Warning: Some packages could not be found
weilueluo opened this issue · comments
Hi guys, I ran the Golang CodeQL checks on this repository: https://github.com/CiscoDevNet/terraform-provider-cdo and found that it is unable to resolve some references. Those references are replaced in the go.mod
file to a local package like this:
replace github.com/CiscoDevnet/terraform-provider-cdo/go-client => ../client
however, it seems like the tool does not recognise this:
May I know how can I resolve this? Any help is appreciated!

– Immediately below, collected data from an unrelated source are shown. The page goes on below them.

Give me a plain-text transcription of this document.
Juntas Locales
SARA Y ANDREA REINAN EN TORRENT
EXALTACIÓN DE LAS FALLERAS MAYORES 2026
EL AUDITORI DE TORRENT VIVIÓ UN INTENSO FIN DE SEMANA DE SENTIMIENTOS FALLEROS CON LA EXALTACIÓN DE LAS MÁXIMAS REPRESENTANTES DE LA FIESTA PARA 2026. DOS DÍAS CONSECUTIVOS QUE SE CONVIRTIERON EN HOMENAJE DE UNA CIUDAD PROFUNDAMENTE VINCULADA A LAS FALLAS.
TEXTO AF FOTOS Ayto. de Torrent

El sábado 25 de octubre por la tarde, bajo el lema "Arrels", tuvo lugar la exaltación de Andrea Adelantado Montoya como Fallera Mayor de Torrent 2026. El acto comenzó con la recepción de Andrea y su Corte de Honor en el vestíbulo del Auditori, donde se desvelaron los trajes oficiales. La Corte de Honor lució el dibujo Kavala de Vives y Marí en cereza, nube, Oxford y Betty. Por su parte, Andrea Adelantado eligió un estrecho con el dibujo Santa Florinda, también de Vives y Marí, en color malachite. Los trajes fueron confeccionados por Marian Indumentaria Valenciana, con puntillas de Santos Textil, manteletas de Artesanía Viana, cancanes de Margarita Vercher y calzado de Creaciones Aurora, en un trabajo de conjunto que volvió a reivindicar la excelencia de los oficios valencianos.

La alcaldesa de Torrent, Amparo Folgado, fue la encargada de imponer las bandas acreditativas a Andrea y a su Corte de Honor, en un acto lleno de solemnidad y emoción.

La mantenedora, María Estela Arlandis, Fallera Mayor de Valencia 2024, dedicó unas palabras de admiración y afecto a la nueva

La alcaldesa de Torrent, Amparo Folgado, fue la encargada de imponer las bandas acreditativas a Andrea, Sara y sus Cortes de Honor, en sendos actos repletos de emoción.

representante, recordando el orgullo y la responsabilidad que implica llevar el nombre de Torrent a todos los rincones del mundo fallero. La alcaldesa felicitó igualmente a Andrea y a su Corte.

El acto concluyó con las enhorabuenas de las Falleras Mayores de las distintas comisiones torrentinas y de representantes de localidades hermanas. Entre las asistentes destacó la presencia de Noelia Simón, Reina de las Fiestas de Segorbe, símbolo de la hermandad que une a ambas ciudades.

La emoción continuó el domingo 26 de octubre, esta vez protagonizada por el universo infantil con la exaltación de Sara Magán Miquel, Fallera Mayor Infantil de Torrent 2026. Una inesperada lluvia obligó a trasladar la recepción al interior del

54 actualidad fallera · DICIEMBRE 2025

Thanks for reporting this. The error message suggests that this can be fixed by using a custom build command. Have you tried that?

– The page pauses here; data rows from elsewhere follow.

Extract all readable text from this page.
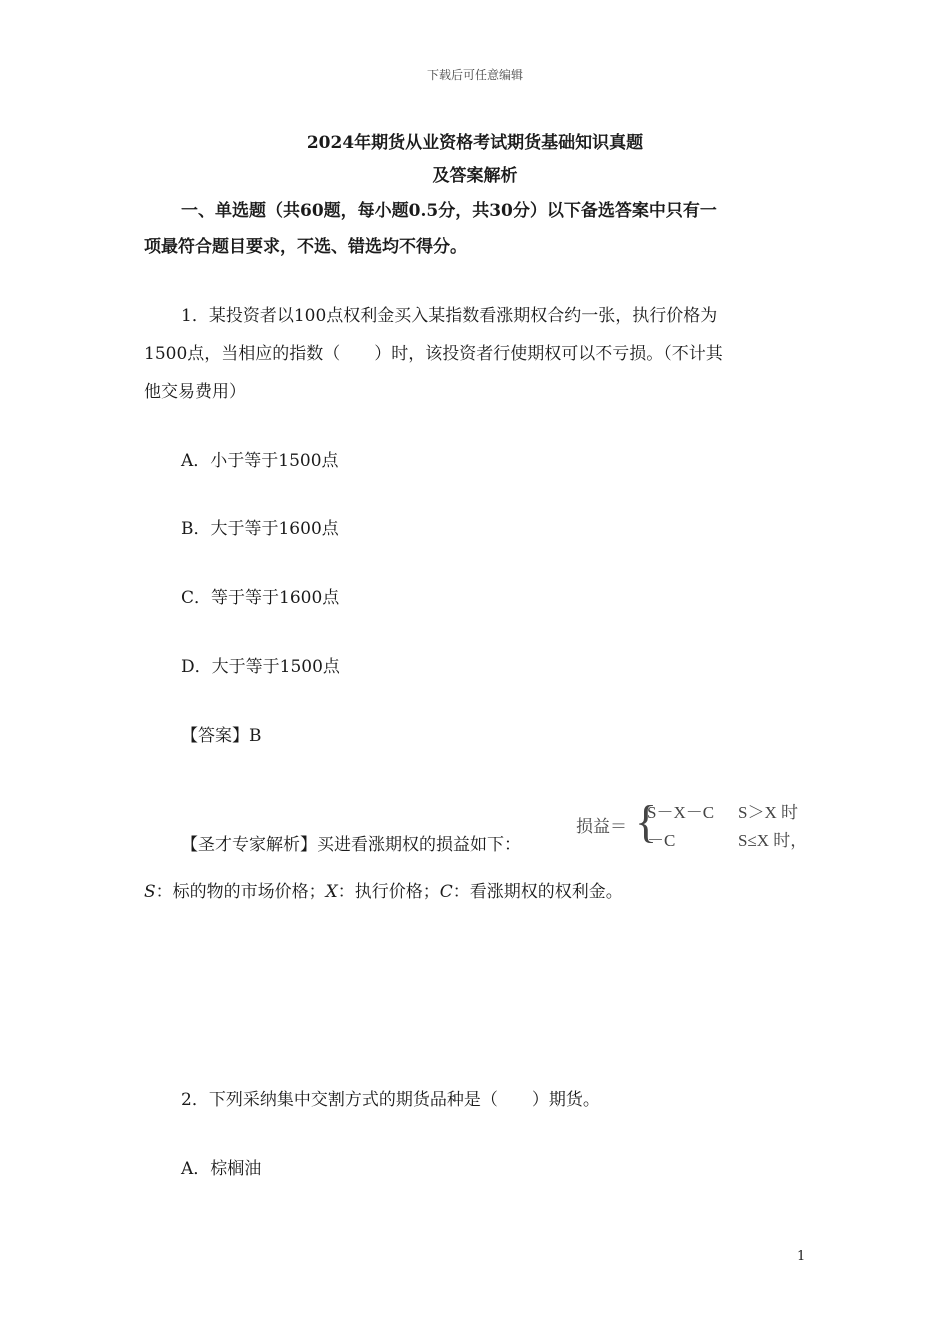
下载后可任意编辑
2024年期货从业资格考试期货基础知识真题
及答案解析
一、单选题（共60题，每小题0.5分，共30分）以下备选答案中只有一
项最符合题目要求，不选、错选均不得分。
1．某投资者以100点权利金买入某指数看涨期权合约一张，执行价格为
1500点，当相应的指数（　　）时，该投资者行使期权可以不亏损。（不计其
他交易费用）
A．小于等于1500点
B．大于等于1600点
C．等于等于1600点
D．大于等于1500点
【答案】B
【圣才专家解析】买进看涨期权的损益如下：
损益＝ {
S－X－C S＞X 时
－C	S≤X 时，
S：标的物的市场价格；X：执行价格；C：看涨期权的权利金。
2．下列采纳集中交割方式的期货品种是（　　）期货。
A．棕榈油
1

I'm not sure CodeQL "understands" the replace
statements in your mod.go
file. I'll ask the team if we support this feature, and if not, perhaps it could be implemented.
Hi, thanks for the reply! I have added my custom build command and now the warnings are gone, however, it is still not running queries for the files in the client
directory. I downloaded artifact and found that the files in the client
directory had been indexed:
However, when I download the language csv report from this link (not sure if you can access)
https://github.com/CiscoDevNet/terraform-provider-cdo/security/code-scanning/tools/CodeQL/status, It says that all files in the client
directory are not successfully extracted
And then I went to decode the files in codeql_databases/go/results/codeql/go-queries/Diagnostics/ExtractionErrors.bqrs
and I got:
~/Downloads/artifact/codeql_databases/go/results/codeql/go-queries/Diagnostics ❯ codeql bqrs decode -- ExtractionErrors.bqrs 17:46:07
| msg | sev |
+-----+-----+
~/Downloads/artifact/codeql_databases/go/results/codeql/go-queries/Diagnostics ❯
which seems to suggest no error is found. Does it mean that the codeql has intentionally filtered out that package? How can I tell codeql to run query on that package as well? Any suggestion would be helpful! Thanks!